Security researchers from Google have publicly disclosed an extremely serious security flaw in the first Fortnite installer for Android that could allow other apps installed on the targeted devices to manipulate installation process and load malware, instead of the Fortnite APK.
Earlier this month, Epic Games announced not to make its insanely popular game ‘Fortnite for Android mobile hacking‘ available through the Google Play Store, but via its own app.
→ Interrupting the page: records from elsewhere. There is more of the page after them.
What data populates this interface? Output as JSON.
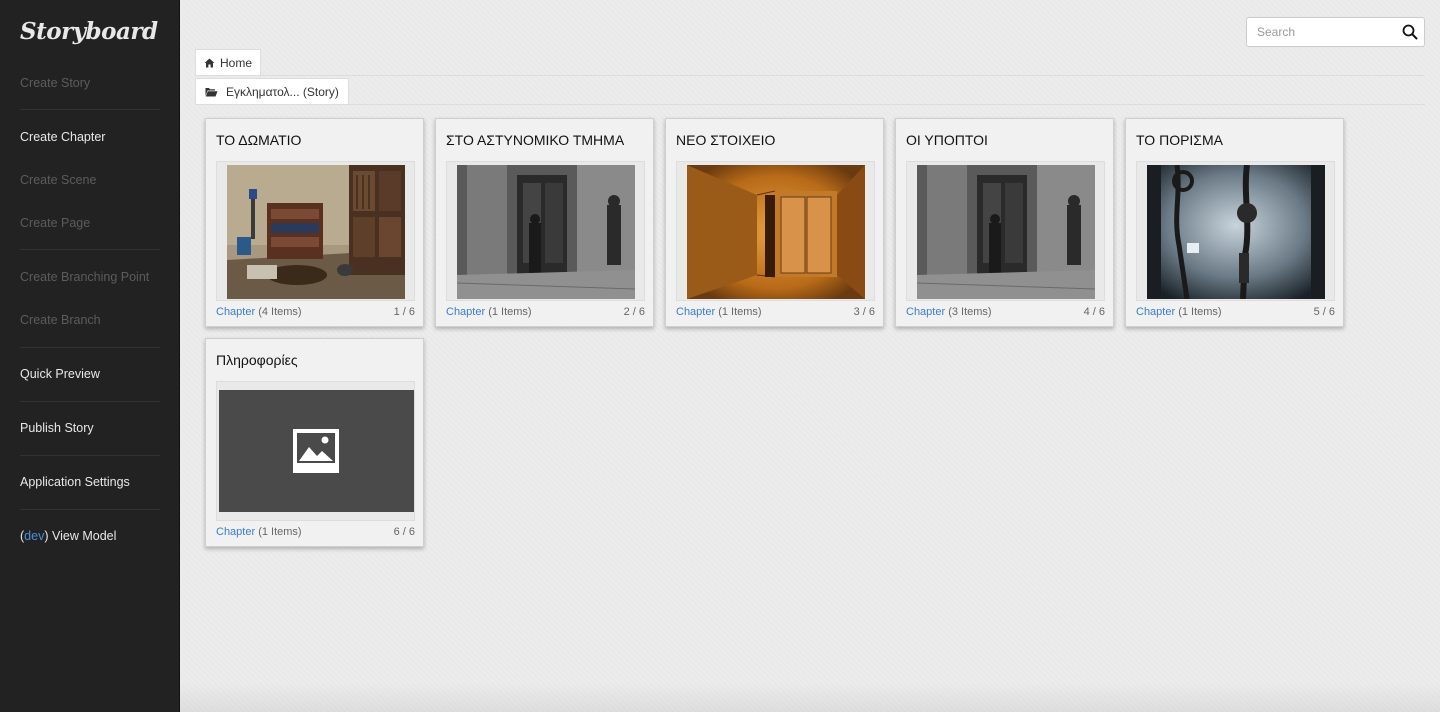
{
  "brand": "Storyboard",
  "sidebar": {
    "items": [
      {
        "label": "Create Story",
        "enabled": false
      },
      {
        "label": "Create Chapter",
        "enabled": true
      },
      {
        "label": "Create Scene",
        "enabled": false
      },
      {
        "label": "Create Page",
        "enabled": false
      },
      {
        "label": "Create Branching Point",
        "enabled": false
      },
      {
        "label": "Create Branch",
        "enabled": false
      },
      {
        "label": "Quick Preview",
        "enabled": true
      },
      {
        "label": "Publish Story",
        "enabled": true
      },
      {
        "label": "Application Settings",
        "enabled": true
      }
    ],
    "dev": {
      "open": "(",
      "tag": "dev",
      "close": ")",
      "label": "View Model"
    }
  },
  "search": {
    "placeholder": "Search",
    "value": ""
  },
  "breadcrumb": {
    "home": "Home",
    "story": "Εγκληματολ... (Story)"
  },
  "cards": [
    {
      "title": "ΤΟ ΔΩΜΑΤΙΟ",
      "type": "Chapter",
      "items": "(4 Items)",
      "position": "1 / 6"
    },
    {
      "title": "ΣΤΟ ΑΣΤΥΝΟΜΙΚΟ ΤΜΗΜΑ",
      "type": "Chapter",
      "items": "(1 Items)",
      "position": "2 / 6"
    },
    {
      "title": "ΝΕΟ ΣΤΟΙΧΕΙΟ",
      "type": "Chapter",
      "items": "(1 Items)",
      "position": "3 / 6"
    },
    {
      "title": "ΟΙ ΥΠΟΠΤΟΙ",
      "type": "Chapter",
      "items": "(3 Items)",
      "position": "4 / 6"
    },
    {
      "title": "ΤΟ ΠΟΡΙΣΜΑ",
      "type": "Chapter",
      "items": "(1 Items)",
      "position": "5 / 6"
    },
    {
      "title": "Πληροφορίες",
      "type": "Chapter",
      "items": "(1 Items)",
      "position": "6 / 6"
    }
  ],
  "colors": {
    "sidebar": "#222222",
    "link": "#3a7dc9",
    "background": "#ececec"
  }
}
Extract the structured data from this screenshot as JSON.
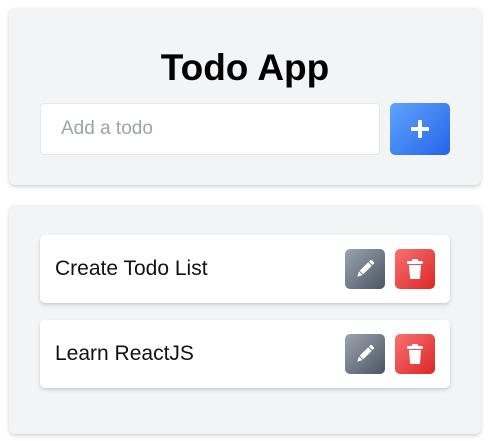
{
  "header": {
    "title": "Todo App",
    "input": {
      "placeholder": "Add a todo",
      "value": ""
    },
    "add_button": {
      "icon": "plus-icon",
      "color": "#3b82f6"
    }
  },
  "todos": [
    {
      "text": "Create Todo List",
      "edit_icon": "pencil-icon",
      "delete_icon": "trash-icon"
    },
    {
      "text": "Learn ReactJS",
      "edit_icon": "pencil-icon",
      "delete_icon": "trash-icon"
    }
  ],
  "colors": {
    "card_background": "#f3f4f6",
    "accent_blue": "#3b82f6",
    "edit_gray": "#6b7280",
    "delete_red": "#ef4444"
  }
}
Many researchers warned the company that this approach could potentially put Android users at a greater risk, as downloading APKs outside of the Play Store is not recommended and requires users to disable some security features on Android devices hacking as well
In a proof-of-concept video published by Google, researchers demonstrated that their attack takes advantage of a newly introduced “man-in-the-disk” (MitD) vector (detailed in our previous article).
In a nutshell, man-in-the-disk attacks allow malicious apps to manipulate the data of other apps held in the unprotected external storage before they read it, resulting in the installation of undesired apps instead of the legitimate update.
For those unaware, to install Fortnite on your Android phone, you first need to install a “helper” app (installer) that downloads Fortnite to your phone’s storage and installs it on your phone.
Google developers discovered that any app on your phone with the WRITE_EXTERNAL_STORAGE permission could intercept the installation and replace installation file with another malicious APK, including one with full permissions granted like access to your SMS, call history, GPS, or even camera—all without your knowledge.